While cell phones have been known to save lives in an emergency, a doctor on his or her cell phone can cause a harmful or even deadly sound-alike medication error.
In a recent poll, over 40 percent of pharmacists said that they had experienced a “case of bad cellular” when receiving prescription orders over cell phones. The quality of cell phone calls, transcription problems and other factors combined to make cell phone orders a significant cause of medication errors.
Pharmacists noted that poor transmission and failed connections requiring callbacks were frequent problems. Many additional factors, including the make and model of the phone, different wireless carriers, speakerphone use and increased background noise all posed threats to the accuracy of prescription information.

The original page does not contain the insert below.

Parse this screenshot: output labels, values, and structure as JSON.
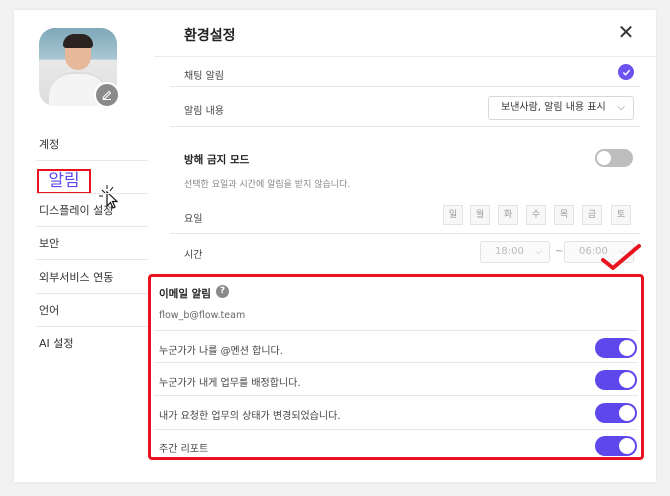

In the course of the poll, researchers found that physicians were more likely to call in orders on cell phones after office hours, on weekends, while in cars, or at social events. In these cases, doctors were also more likely to be hurrying, or not giving the prescribing task their full attention for some other reason.
Several of these calls caused problems when they were left on the pharmacy voicemail. Orders left by cellphone were more likely to need follow-up calls for clarification--difficult since many pharmacists do not have access to physician’s cell phone numbers. This caused problems on the doctor’s end as well; the prescriptions were less likely to be noted in the patient’s medical record since it was not available at the time of the call.
Finally, pharmacists reported difficulty verifying the physician’s identity due to poor call quality. Many of the pharmacy staff were encouraged to ask the prescriber to call the pharmacy back using an office phone line.